The appeal of what is variously dubbed "radical" or "conservative" Islam is fueled by widespread dissatisfaction with socioeconomic conditions in Kabardino-Balkaria, according to a brief comment posted on kavkazweb.net on 4 February. The author, whose name suggests he is Kabardian, suggests that people are turning increasingly to "conservative" Islam as a form of protest as the political opposition is perceived as marginalized and ineffective. Moreover, the appeal of "conservative" Islam is reportedly particularly strong among the younger generation: Nalchik police chief Beslan Mukozhev was quoted in late June as saying that there are currently 22 Islamic youth groups in the KBR that are not subordinate to the government-backed Muslim Spiritual Board (DUM).
At a roundtable discussion convened on 12 July by the KBR government, an official from the Muslim Spiritual Board identified the lack of qualified Muslim clergymen and the neglect to which they are subjected by the republican government as one of the main reasons for the drift away from officially sponsored Islam. That official noted that imams are entitled to a monthly stipend of 400 rubles ($14) from the presidential fund, but that stipend has not been paid since the beginning of the year.

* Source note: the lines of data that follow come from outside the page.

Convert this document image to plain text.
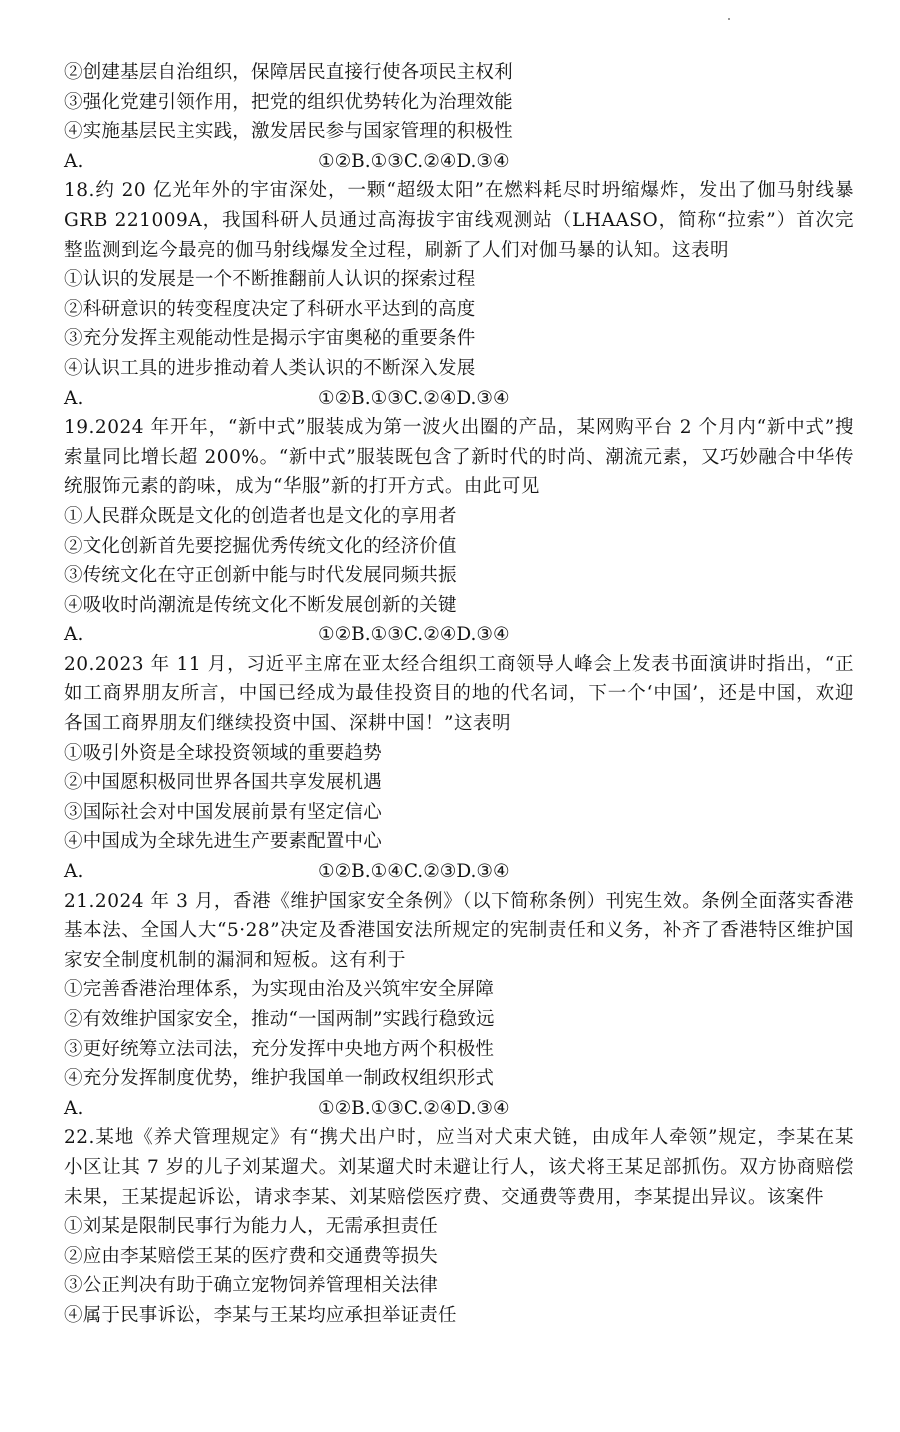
②创建基层自治组织，保障居民直接行使各项民主权利
③强化党建引领作用，把党的组织优势转化为治理效能
④实施基层民主实践，激发居民参与国家管理的积极性
A.	①②B.①③C.②④D.③④
18.约 20 亿光年外的宇宙深处，一颗“超级太阳”在燃料耗尽时坍缩爆炸，发出了伽马射线暴 GRB 221009A，我国科研人员通过高海拔宇宙线观测站（LHAASO，简称“拉索”）首次完整监测到迄今最亮的伽马射线爆发全过程，刷新了人们对伽马暴的认知。这表明
①认识的发展是一个不断推翻前人认识的探索过程
②科研意识的转变程度决定了科研水平达到的高度
③充分发挥主观能动性是揭示宇宙奥秘的重要条件
④认识工具的进步推动着人类认识的不断深入发展
A.	①②B.①③C.②④D.③④
19.2024 年开年，“新中式”服装成为第一波火出圈的产品，某网购平台 2 个月内“新中式”搜索量同比增长超 200%。“新中式”服装既包含了新时代的时尚、潮流元素，又巧妙融合中华传统服饰元素的韵味，成为“华服”新的打开方式。由此可见
①人民群众既是文化的创造者也是文化的享用者
②文化创新首先要挖掘优秀传统文化的经济价值
③传统文化在守正创新中能与时代发展同频共振
④吸收时尚潮流是传统文化不断发展创新的关键
A.	①②B.①③C.②④D.③④
20.2023 年 11 月，习近平主席在亚太经合组织工商领导人峰会上发表书面演讲时指出，“正如工商界朋友所言，中国已经成为最佳投资目的地的代名词，下一个‘中国’，还是中国，欢迎各国工商界朋友们继续投资中国、深耕中国！”这表明
①吸引外资是全球投资领域的重要趋势
②中国愿积极同世界各国共享发展机遇
③国际社会对中国发展前景有坚定信心
④中国成为全球先进生产要素配置中心
A.	①②B.①④C.②③D.③④
21.2024 年 3 月，香港《维护国家安全条例》（以下简称条例）刊宪生效。条例全面落实香港基本法、全国人大“5·28”决定及香港国安法所规定的宪制责任和义务，补齐了香港特区维护国家安全制度机制的漏洞和短板。这有利于
①完善香港治理体系，为实现由治及兴筑牢安全屏障
②有效维护国家安全，推动“一国两制”实践行稳致远
③更好统筹立法司法，充分发挥中央地方两个积极性
④充分发挥制度优势，维护我国单一制政权组织形式
A.	①②B.①③C.②④D.③④
22.某地《养犬管理规定》有“携犬出户时，应当对犬束犬链，由成年人牵领”规定，李某在某小区让其 7 岁的儿子刘某遛犬。刘某遛犬时未避让行人，该犬将王某足部抓伤。双方协商赔偿未果，王某提起诉讼，请求李某、刘某赔偿医疗费、交通费等费用，李某提出异议。该案件
①刘某是限制民事行为能力人，无需承担责任
②应由李某赔偿王某的医疗费和交通费等损失
③公正判决有助于确立宠物饲养管理相关法律
④属于民事诉讼，李某与王某均应承担举证责任
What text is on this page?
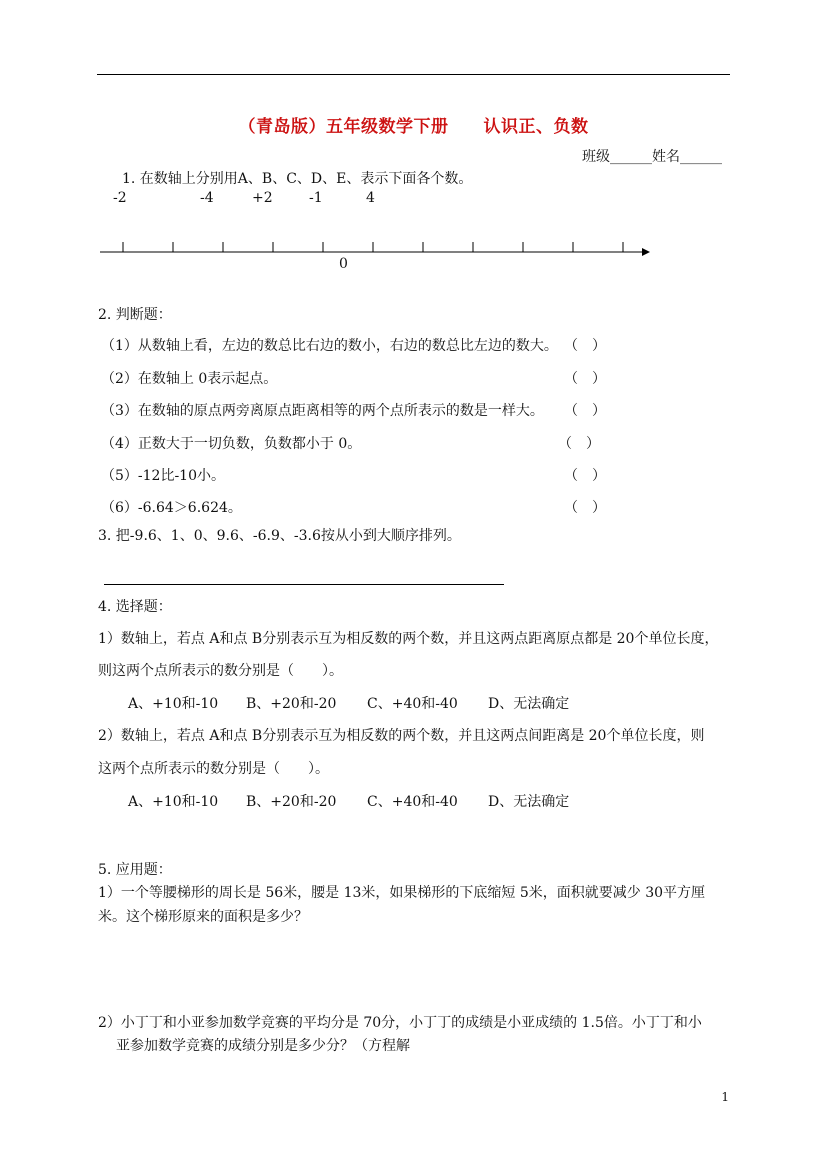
（青岛版）五年级数学下册　　认识正、负数
班级______姓名______
1. 在数轴上分别用A、B、C、D、E、表示下面各个数。
-2	-4	+2	-1	4
0
2. 判断题：
（1）从数轴上看，左边的数总比右边的数小，右边的数总比左边的数大。 （　）
（2）在数轴上 0表示起点。	（　）
（3）在数轴的原点两旁离原点距离相等的两个点所表示的数是一样大。 （　）
（4）正数大于一切负数，负数都小于 0。	（　）
（5）-12比-10小。	（　）
（6）-6.64＞6.624。	（　）
3. 把-9.6、1、0、9.6、-6.9、-3.6按从小到大顺序排列。
4. 选择题：
1）数轴上，若点 A和点 B分别表示互为相反数的两个数，并且这两点距离原点都是 20个单位长度，
则这两个点所表示的数分别是（　　）。
A、+10和-10 B、+20和-20 C、+40和-40 D、无法确定
2）数轴上，若点 A和点 B分别表示互为相反数的两个数，并且这两点间距离是 20个单位长度，则
这两个点所表示的数分别是（　　）。
A、+10和-10 B、+20和-20 C、+40和-40 D、无法确定
5. 应用题：
1）一个等腰梯形的周长是 56米，腰是 13米，如果梯形的下底缩短 5米，面积就要减少 30平方厘
米。这个梯形原来的面积是多少？
2）小丁丁和小亚参加数学竞赛的平均分是 70分，小丁丁的成绩是小亚成绩的 1.5倍。小丁丁和小
亚参加数学竞赛的成绩分别是多少分？（方程解
1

What is unclear is whether radical Islam is being embraced equally by Kabardians and Balkars, or primarily by just one of those ethnic groups. (In the neighboring Karachaevo-Cherkessia Republic, whose ethnic composition is the reverse of that in the KBR, it is the Turkic Karachais, who make up approximately 34 percent of the population, who identify with radical Islam, rather than the minority Cherkess, who account for just 11 percent.) Are alienated Balkars, having given up on the dream of a separate republic, turning increasingly to Islam? Is a predominantly Kabardian police force adducing Islamic extremism as a pretext to target Balkars? Even if police are not doing so now, might they act in that way in the future if the "Islamic threat" is perceived (or portayed in Russian media) as becoming more acute? Alternatively, are the tensions between Kabardians and Balkars totally unrelated to the surge in popularity of "conservative" Islam? Whatever the underlying trends may be, some residents of the KBR fear that relentless media coverage of the perceived threats to stability in that republic might prove counterproductive, according to kavkazweb.net on 29 July. The website posted a letter from a resident of Nalchik who took issue with statements by prominent Russian human rights activists who visited Nalchik in late July. The writer rejected Moscow Helsinki Group Dhairwoman Lyudmila Alekseeva's observation that "the Balkars have accumulated numerous grudges against the authorities resulting from the failure to resolve the problems they encountered after their return from deportation." He claimed that, on the contrary, the Balkars have received far greater privileges than some other deported and rehabilitated peoples, such as the Ingush and the Crimean Tatars. He similarly condemned Memorial head Lev Ponamarev's prediction that "Kabardino-Balkaria is heading for an explosion and spreading violence." Warning that "you don't extinguish a fire by pouring oil on it," the author of the letter appealed to Russian human rights activists not to allow themselves to be used by "those who have far-reaching plans that run counter to the interests of the other peoples of the republic and of the state as a whole."